Speech bubbles are useful not just to express a character’s thoughts or dialogue, but also, via formatting, to indicate the verbalized aspects of speech, including volume, diction, and tone. Of course, much like the use of onomatopoeias, one of the primary issues with speech bubbles is selecting the words that convey the same meaning. An additional issue is the space that the speech bubble allows, when compared to its source language counterpart. Carefully selecting fonts and applying formatting for the speech bubbles helps overcome this obstacle.

Translating Humor

Translating humor can be quite a challenge with books, and this is especially true for comic books. Differences in culture, values, ideology, and other factors make it difficult to properly relay comedic elements. Conversely, those differences can make a reader laugh at something that was not intended to be humorous in the source language. In addition, since comedic language is idiomatic, it can be hard to interpret it. Translating humor in comic books requires carefully selecting words and phrases to ensure that a joke stays intact, and within a significantly lesser amount of space than a different type of book.

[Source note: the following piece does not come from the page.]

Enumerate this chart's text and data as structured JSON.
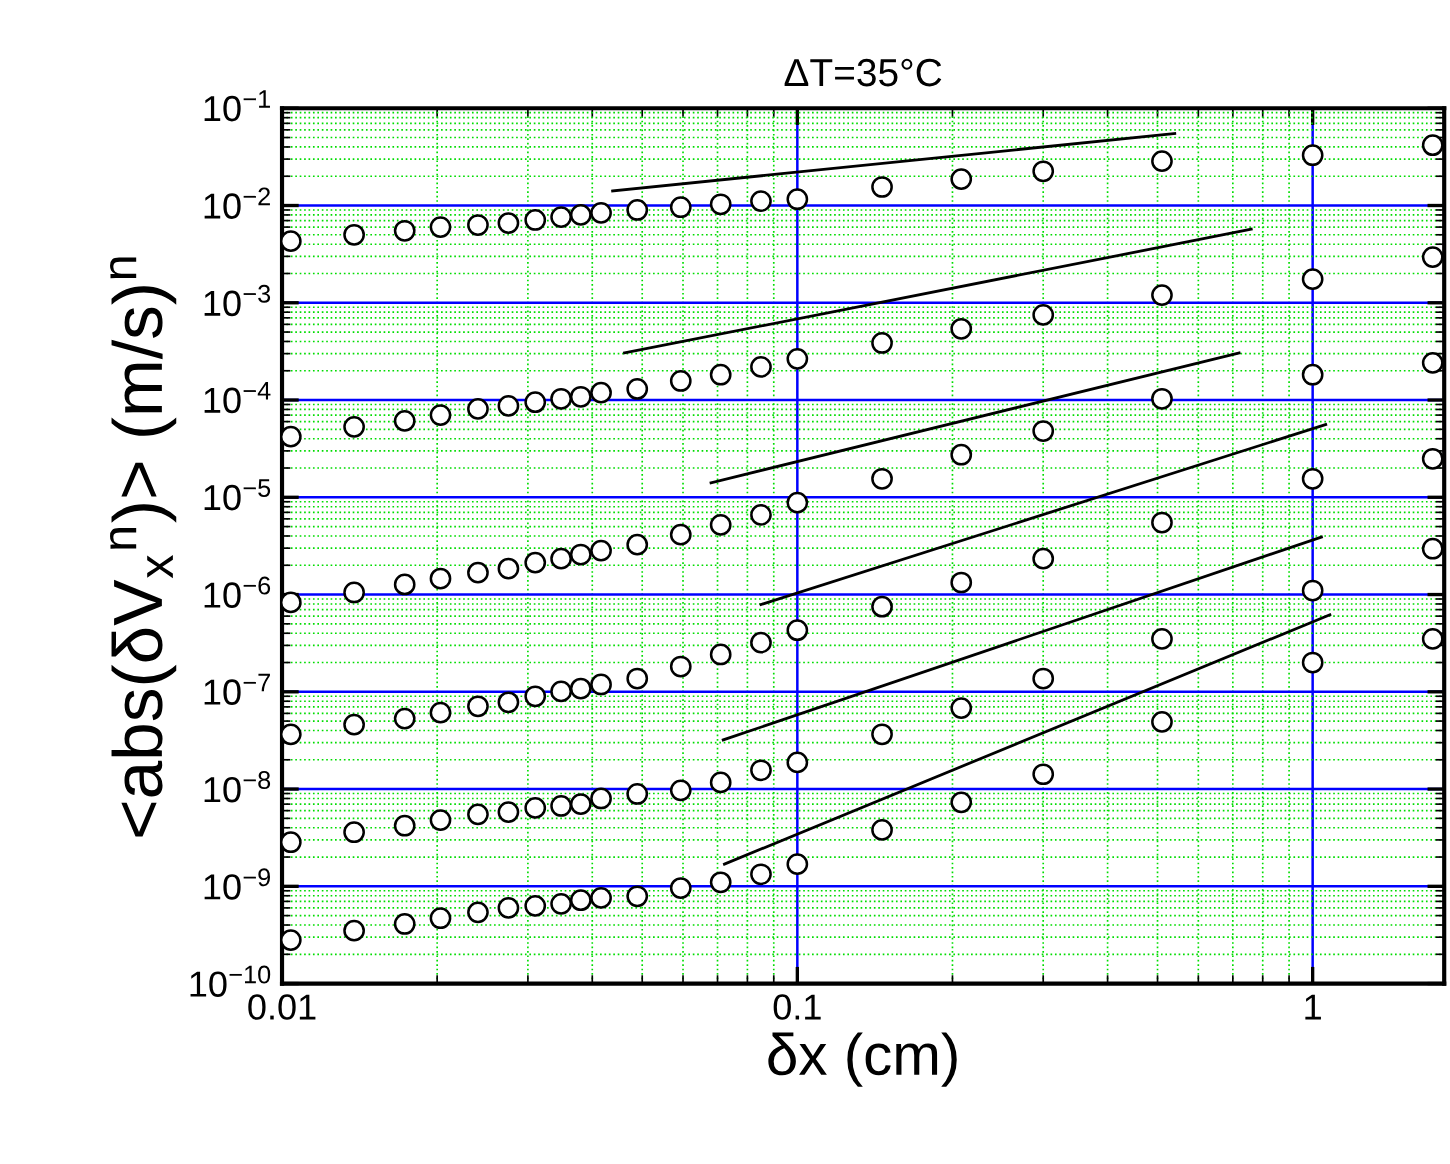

Handling the Limited Space

Working within limited space is one of the most complex technical issues when translating comic books. Because the text is integrated with images, the translated content should remain about the same length as the source text. If the target language text is longer than the source language, the words will not fit into the available space. Although the spaces could be enlarged or the font size could be made smaller, these changes can greatly affect the aesthetic quality of the comic.

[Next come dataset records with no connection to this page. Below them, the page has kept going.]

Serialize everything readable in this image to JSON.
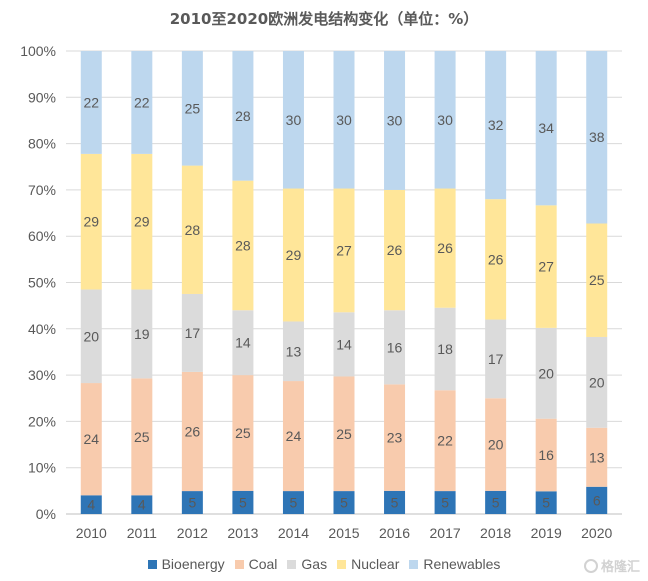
{
  "chart_data": {
    "type": "bar",
    "stacked": true,
    "title": "2010至2020欧洲发电结构变化（单位：%）",
    "categories": [
      "2010",
      "2011",
      "2012",
      "2013",
      "2014",
      "2015",
      "2016",
      "2017",
      "2018",
      "2019",
      "2020"
    ],
    "ylim": [
      0,
      100
    ],
    "yticks": [
      "0%",
      "10%",
      "20%",
      "30%",
      "40%",
      "50%",
      "60%",
      "70%",
      "80%",
      "90%",
      "100%"
    ],
    "grid": true,
    "legend_position": "bottom",
    "series": [
      {
        "name": "Bioenergy",
        "color": "#2e75b6",
        "values": [
          4,
          4,
          5,
          5,
          5,
          5,
          5,
          5,
          5,
          5,
          6
        ]
      },
      {
        "name": "Coal",
        "color": "#f8cbad",
        "values": [
          24,
          25,
          26,
          25,
          24,
          25,
          23,
          22,
          20,
          16,
          13
        ]
      },
      {
        "name": "Gas",
        "color": "#dbdbdb",
        "values": [
          20,
          19,
          17,
          14,
          13,
          14,
          16,
          18,
          17,
          20,
          20
        ]
      },
      {
        "name": "Nuclear",
        "color": "#ffe699",
        "values": [
          29,
          29,
          28,
          28,
          29,
          27,
          26,
          26,
          26,
          27,
          25
        ]
      },
      {
        "name": "Renewables",
        "color": "#bdd7ee",
        "values": [
          22,
          22,
          25,
          28,
          30,
          30,
          30,
          30,
          32,
          34,
          38
        ]
      }
    ]
  },
  "watermark": {
    "text": "格隆汇",
    "icon": "watermark-logo-icon"
  }
}
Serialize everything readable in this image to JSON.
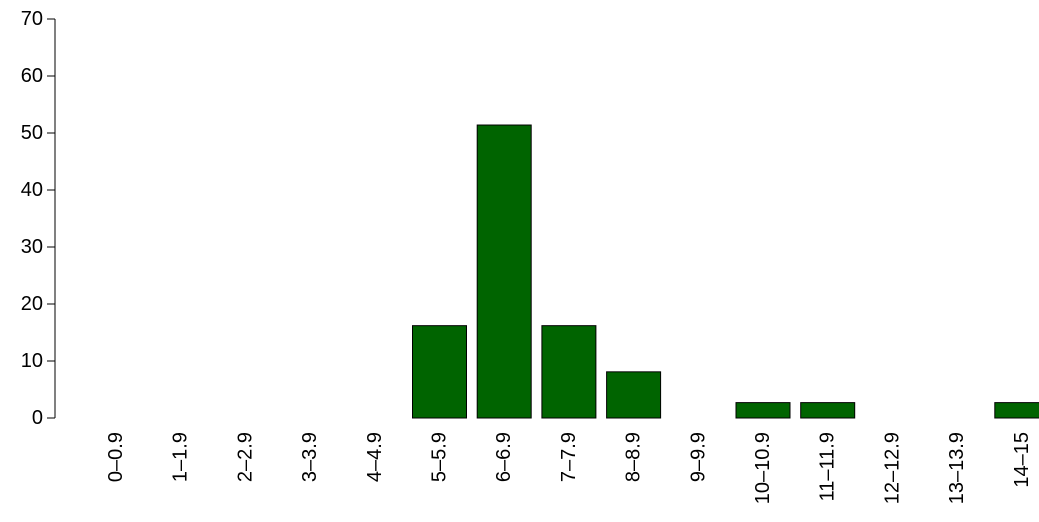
{
  "chart_data": {
    "type": "bar",
    "categories": [
      "0–0.9",
      "1–1.9",
      "2–2.9",
      "3–3.9",
      "4–4.9",
      "5–5.9",
      "6–6.9",
      "7–7.9",
      "8–8.9",
      "9–9.9",
      "10–10.9",
      "11–11.9",
      "12–12.9",
      "13–13.9",
      "14–15"
    ],
    "values": [
      0,
      0,
      0,
      0,
      0,
      16.2,
      51.4,
      16.2,
      8.1,
      0,
      2.7,
      2.7,
      0,
      0,
      2.7
    ],
    "title": "",
    "xlabel": "",
    "ylabel": "",
    "ylim": [
      0,
      70
    ],
    "yticks": [
      0,
      10,
      20,
      30,
      40,
      50,
      60,
      70
    ],
    "ytick_labels": [
      "0",
      "10",
      "20",
      "30",
      "40",
      "50",
      "60",
      "70"
    ],
    "grid": false,
    "bar_color": "#006400",
    "bar_edge_color": "#000000"
  }
}
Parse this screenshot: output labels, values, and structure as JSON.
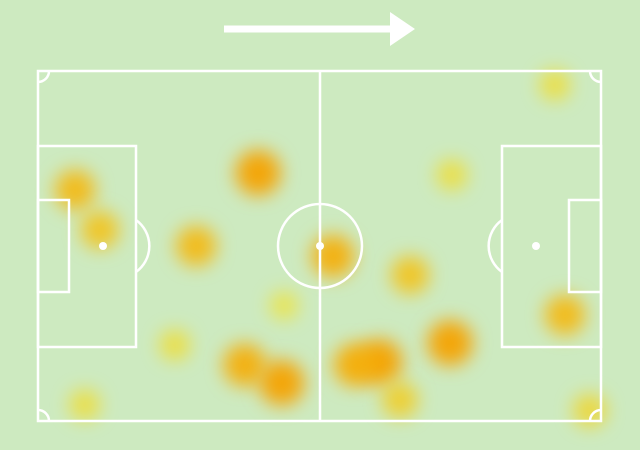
{
  "chart_data": {
    "type": "heatmap",
    "x": [
      39.1,
      6.6,
      11,
      28.1,
      52.4,
      66.1,
      73.2,
      60.7,
      56.3,
      36.7,
      43.3,
      93.6,
      73.5,
      91.8,
      8.3,
      64.3,
      98,
      24.3,
      43.7
    ],
    "y": [
      70.9,
      66,
      54.6,
      50,
      47.1,
      41.7,
      22.3,
      16.9,
      16,
      16,
      10.9,
      30.3,
      70.3,
      96,
      4.6,
      6,
      3,
      21.7,
      33
    ],
    "values": [
      0.9,
      0.7,
      0.6,
      0.7,
      0.8,
      0.6,
      0.9,
      0.9,
      0.8,
      0.8,
      0.9,
      0.7,
      0.3,
      0.3,
      0.3,
      0.5,
      0.4,
      0.3,
      0.2
    ],
    "xlim": [
      0,
      100
    ],
    "ylim": [
      0,
      100
    ],
    "colormap": [
      "#fff200",
      "#f59a00"
    ]
  }
}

Turning Obstacles into Success

There are numerous examples to suggest well translated comic books can go on to become highly successful and achieve a life of their own in international markets.  For example, The Adventures of Tintin was translated into English starting in 1951, and it has since been translated into more than 50 languages. However, before that success could be achieved, obstacles had to be overcome. One of these challenges was translating The Black Island (vol.7, The Adventures of Tintin), which is set in Great Britain. After a decision was made that the book did not accurately portray Great Britain, the entire book had to be redrawn.

Along with Tintin, another example of turning a challenge into a success is Asterix, another series of French comic books. Translated into more than 100 languages, one of the main challenges was ensuring that the comic would be funny in English as well. It also required the translation of some 400 character names, so as to be contextually impactful in the new language.

Comic books haven’t fallen victim to the reader fatigue or contemporary consumption trends. One only need look at attendance figures for Comic Cons in San Diego and around the world to know that the comic book industry remains a thriving one. As with all other content, effective translation and internationalization will only contribute to its growth.